What’s more exciting, a cross-country skier trudging across the terrain or a downhill racer risking life and limb at 90 miles per hour? Of course it’s the latter, and that’s why we watch.
Even in professional sports like tennis where physical injuries rarely occur, it takes guts to compete with millions watching and everything on the line, not to mention the drama of two athletes competing head to head to win.
No risk, no reward. It’s the same in business. And let me tell you something, folks. Just because you call yourself an entrepreneur, doesn’t make you a bigger risk-taker than a company employee.
Take the CEO of a public company, for example.

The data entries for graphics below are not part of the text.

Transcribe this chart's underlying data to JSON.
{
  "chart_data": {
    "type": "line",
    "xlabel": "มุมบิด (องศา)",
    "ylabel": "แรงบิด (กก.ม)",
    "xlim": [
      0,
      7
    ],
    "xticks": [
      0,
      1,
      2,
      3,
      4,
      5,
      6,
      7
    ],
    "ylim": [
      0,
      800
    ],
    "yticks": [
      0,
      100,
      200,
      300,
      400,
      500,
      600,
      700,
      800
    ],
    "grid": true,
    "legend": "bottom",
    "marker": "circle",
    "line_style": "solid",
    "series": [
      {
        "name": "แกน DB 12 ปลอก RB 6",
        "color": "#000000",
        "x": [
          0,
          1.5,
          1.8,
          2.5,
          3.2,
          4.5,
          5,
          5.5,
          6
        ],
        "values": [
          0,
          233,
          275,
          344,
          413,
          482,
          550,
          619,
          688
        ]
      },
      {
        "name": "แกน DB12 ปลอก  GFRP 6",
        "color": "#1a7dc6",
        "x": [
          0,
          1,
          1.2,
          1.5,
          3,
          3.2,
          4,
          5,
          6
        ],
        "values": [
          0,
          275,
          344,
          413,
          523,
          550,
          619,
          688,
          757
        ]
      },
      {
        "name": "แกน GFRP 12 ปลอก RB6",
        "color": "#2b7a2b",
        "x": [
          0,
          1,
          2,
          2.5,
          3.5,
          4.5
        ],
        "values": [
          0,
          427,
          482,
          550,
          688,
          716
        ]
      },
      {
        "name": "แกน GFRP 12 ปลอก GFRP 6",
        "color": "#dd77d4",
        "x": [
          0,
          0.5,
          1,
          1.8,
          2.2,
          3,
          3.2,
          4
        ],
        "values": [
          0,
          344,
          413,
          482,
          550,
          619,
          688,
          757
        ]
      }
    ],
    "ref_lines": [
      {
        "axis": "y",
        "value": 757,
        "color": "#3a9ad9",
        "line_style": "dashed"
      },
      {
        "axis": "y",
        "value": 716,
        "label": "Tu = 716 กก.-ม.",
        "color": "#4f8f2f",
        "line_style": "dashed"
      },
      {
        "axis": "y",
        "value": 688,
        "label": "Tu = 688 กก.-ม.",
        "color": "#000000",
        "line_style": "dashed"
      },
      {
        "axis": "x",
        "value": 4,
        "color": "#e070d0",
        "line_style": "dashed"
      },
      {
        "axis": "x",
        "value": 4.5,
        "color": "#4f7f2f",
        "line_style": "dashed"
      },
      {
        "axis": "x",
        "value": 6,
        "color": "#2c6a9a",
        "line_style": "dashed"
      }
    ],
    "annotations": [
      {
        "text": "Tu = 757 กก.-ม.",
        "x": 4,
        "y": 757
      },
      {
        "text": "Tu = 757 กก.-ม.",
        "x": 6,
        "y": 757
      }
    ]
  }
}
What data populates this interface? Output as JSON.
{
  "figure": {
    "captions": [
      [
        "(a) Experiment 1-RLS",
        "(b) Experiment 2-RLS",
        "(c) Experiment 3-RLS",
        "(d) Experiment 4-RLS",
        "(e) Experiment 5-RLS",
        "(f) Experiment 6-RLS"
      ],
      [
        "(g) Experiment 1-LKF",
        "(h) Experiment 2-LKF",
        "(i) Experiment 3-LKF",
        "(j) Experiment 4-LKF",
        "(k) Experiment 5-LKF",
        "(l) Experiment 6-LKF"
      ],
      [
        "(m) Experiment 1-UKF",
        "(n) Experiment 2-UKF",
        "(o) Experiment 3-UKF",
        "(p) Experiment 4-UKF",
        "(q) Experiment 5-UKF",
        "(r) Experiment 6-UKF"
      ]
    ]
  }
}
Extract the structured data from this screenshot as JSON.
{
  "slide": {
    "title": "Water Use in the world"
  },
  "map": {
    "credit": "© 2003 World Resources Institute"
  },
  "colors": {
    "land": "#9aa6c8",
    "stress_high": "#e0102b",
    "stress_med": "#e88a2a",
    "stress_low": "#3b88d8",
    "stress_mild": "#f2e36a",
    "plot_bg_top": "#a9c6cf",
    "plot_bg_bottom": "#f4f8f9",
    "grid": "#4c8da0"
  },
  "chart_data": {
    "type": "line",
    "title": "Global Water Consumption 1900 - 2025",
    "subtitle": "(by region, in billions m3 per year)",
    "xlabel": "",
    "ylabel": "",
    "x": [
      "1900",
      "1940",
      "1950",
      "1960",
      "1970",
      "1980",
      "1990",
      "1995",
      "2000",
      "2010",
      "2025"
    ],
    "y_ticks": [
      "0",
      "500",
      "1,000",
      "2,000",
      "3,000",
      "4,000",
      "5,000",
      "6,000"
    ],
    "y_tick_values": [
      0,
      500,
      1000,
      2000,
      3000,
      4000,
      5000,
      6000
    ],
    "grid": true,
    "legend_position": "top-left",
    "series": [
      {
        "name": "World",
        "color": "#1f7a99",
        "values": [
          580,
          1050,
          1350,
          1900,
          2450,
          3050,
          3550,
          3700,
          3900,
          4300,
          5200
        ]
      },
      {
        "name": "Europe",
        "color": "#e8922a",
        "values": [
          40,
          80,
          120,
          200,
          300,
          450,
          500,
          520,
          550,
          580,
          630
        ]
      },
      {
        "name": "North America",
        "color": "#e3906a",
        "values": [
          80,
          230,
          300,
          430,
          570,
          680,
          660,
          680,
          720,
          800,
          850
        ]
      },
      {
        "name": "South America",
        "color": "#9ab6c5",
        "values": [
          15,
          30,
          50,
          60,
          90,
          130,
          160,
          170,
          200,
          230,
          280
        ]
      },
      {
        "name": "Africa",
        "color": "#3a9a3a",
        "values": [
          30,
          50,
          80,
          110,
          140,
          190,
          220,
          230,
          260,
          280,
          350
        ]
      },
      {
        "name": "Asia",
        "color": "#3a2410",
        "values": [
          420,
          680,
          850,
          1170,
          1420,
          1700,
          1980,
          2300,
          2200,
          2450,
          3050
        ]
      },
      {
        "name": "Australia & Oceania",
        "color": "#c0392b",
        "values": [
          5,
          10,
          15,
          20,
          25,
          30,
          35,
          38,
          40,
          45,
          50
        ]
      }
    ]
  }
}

It was just as risky for Tim Cook to get up on stage and bet big on the Apple Watch as it was for Steve Jobs to go up against Big Blue with Apple’s groundbreaking “1984” Super Bowl ad 30 years earlier.
That was not the first time Cook took a flying leap. In 1994, he gave up a 12-year career at IBM to become an executive at computer distributor Intelligent Electronics. When the company unraveled, he joined Compaq, the world’s largest PC maker, but left after just six months to help Jobs turn around struggling Apple.
In 2013, Cook decided to risk a third of his compensation on Apple’s performance versus the rest of the S&P 500 over an eight-year period. Make no mistake, there’s no upside and no small print. He simply chose to lead by example and forfeit what amounts to more than $100 million if the company under performs.
The following year, Cook, who grew up in a working class family in the south, became the first Fortune 500 CEO to publicly come out as gay. The man has guts, I can tell you that. That willingness to put his own butt on the line and hold himself accountable is why he now runs the most valuable technology company on Earth.
There are very few Tim Cook’s in the world; far fewer than you probably realize.
The vast majority of people follow the path of least resistance and lowest risk. That’s precisely why so few take big chances, accomplish great things and make the big bucks. That’s as true today as it ever was, but you’d never know it from the way we represent ourselves online.
If you believe our profiles, we’re all entrepreneurs, leaders, CEOs, investors, best-selling authors, award-winning speakers, experts, gurus — the absolute greatest thing since Bill Johnson shocked the world by becoming the first American male to win a gold medal in alpine skiing at the 1984 Winter Olympics.
But here’s the thing. You don’t get to decide how successful you are. The market alone makes that determination. No matter what label you decide to bestow upon yourself, until you take some serious risks and the market decides you’re as valuable as you think you are, you haven’t proven a thing and the rewards won’t follow.
I know a lot of you think of yourselves as entrepreneurs when, in reality, you’re just self-employed or solopreneurs, as it were. Not only is that not the same thing, it’s not even in the same ballpark. And if you dream of making it big someday, or at least becoming financially secure, I’m afraid you’re in for a rude awakening and I’ll tell you why.
You’re simply not putting enough on the line to expect that kind of return.
You could argue that opting to go it alone instead of working a full-time job is taking a risk, and maybe that’s true. But I suspect it’s just as likely that you’ve chosen a lifestyle with the perceived benefits of being your own boss, ruling your own destiny and having the flexibility to do what you want, when you want.
If that’s the case, you’ve actually chosen the past of least resistance and, in practical terms, that’s more or less the same thing as low risk. That’s all well and good, but I wouldn’t expect anyone to throw you a parade and bestow riches upon you. The tradeoff between risk and reward is very clear about that.
Look at it this way. The day you call yourself an entrepreneur, a leader, a CEO, an expert, whatever, is the day you give yourself a label, and that’s all it is. It’s the day you call yourself a downhill racer before putting on your first pair of skis.
Cook may never have founded a company, but that doesn’t make him any less of a risk-taker than those who do. Even though you work for someone else, if you put yourself out there, take big chances, and hold yourself accountable to be the best at what you do, the risk-reward tradeoff will go your way.
The irony is, a lot of people who work for others are far bigger risk-takers than those who think of themselves as entrepreneurs. And they’re also far more likely to reap the rewards.